A one-on-one date with my manuscript of essays that will, barring any setbacks, be published by a small traditional press this coming fall.
But I have a confession to make. If I really think about it, I am terrified to spend a weekend alone with my words.
Being alone is scary. What if I get sidetracked? What if I can’t shake the penetrating loneliness that threatens to grip me, knowing my husband and son are killing hours with each other two hours away? What if I’m not putting first things first, choosing to spend the weekend with my family rather than by myself lost in the work I have created?
Media marketing guru Dan Blank, founder of We Grow Media, addressed loneliness in a recent newsletter this way:
“You are creating something from nothing. You are trying desperately for an idea to be born, to grow, to spread. I often look at writers as entrepreneurs because of this. Most businesses fail.
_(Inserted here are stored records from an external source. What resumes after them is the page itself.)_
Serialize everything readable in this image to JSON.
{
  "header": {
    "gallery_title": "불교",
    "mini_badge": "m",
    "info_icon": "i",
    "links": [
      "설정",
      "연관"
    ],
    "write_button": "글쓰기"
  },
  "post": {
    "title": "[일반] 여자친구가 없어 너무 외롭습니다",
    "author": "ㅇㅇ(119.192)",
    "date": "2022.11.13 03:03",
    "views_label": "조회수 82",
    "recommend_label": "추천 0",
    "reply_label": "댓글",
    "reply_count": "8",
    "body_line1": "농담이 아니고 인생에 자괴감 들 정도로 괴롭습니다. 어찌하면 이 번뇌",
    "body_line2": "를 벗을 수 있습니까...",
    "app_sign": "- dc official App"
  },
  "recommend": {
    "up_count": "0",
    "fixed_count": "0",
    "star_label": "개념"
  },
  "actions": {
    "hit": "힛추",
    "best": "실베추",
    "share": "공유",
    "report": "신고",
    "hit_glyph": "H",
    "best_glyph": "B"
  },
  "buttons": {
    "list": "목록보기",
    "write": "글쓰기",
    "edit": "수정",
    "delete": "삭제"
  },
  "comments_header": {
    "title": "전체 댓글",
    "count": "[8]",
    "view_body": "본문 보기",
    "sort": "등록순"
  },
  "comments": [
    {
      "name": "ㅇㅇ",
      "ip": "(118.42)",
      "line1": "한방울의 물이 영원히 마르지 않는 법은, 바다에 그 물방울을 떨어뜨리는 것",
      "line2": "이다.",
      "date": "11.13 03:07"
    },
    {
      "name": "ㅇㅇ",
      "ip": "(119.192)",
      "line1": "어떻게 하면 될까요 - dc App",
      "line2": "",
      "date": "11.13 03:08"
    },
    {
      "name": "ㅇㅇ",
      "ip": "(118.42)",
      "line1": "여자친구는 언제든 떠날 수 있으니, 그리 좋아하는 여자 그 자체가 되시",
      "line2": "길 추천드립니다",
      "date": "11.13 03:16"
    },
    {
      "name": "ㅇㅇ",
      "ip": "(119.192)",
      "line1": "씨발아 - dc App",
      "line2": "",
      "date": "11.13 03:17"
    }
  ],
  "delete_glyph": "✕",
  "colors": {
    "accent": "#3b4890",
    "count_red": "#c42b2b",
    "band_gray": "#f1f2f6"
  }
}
Most writers’ work goes unpublished, or worse yet: unread.”
And yet here we are, chasing those ideas down, believing in them enough to pursue them and make art out of them, hoping against hope that someone else will see the merit in our work, our toil.
I once attended a writer’s workshop in which writer and teacher Heather Sellers talked about the fear that comes when we sit down to face our own work. It’s terrifying, that act of putting your butt in your chair and facing a blank document – or, in this case, an already-existing work that needs some tweaking.
Sellers’ solution to combatting that dread?
Visit or re-visit your writing as an act of play. Tell yourself you are going to sit there for two hours to play – play around with words, with ideas, see what comes.
How freeing that thought was, a little mind trick to shift your mindset from one that is stone-cold serious to one that’s a little more lighthearted.
I hate to admit it, that I struggle with the fear and insecurity that comes with an opportunity to spend some quality alone time with my work. Because really, this weekend getaway should be a rocking adventure.
When it comes right down to it, I know that. This weekend is a small piece of gold I am giving to myself. More importantly, it is a selfless gift my family is giving to me. Quiet, uninterrupted time to work.
I will go, and I will face my work with confidence and authority. I will put my butt in a chair, and start to play.
And with any luck, I will be able to make words dance.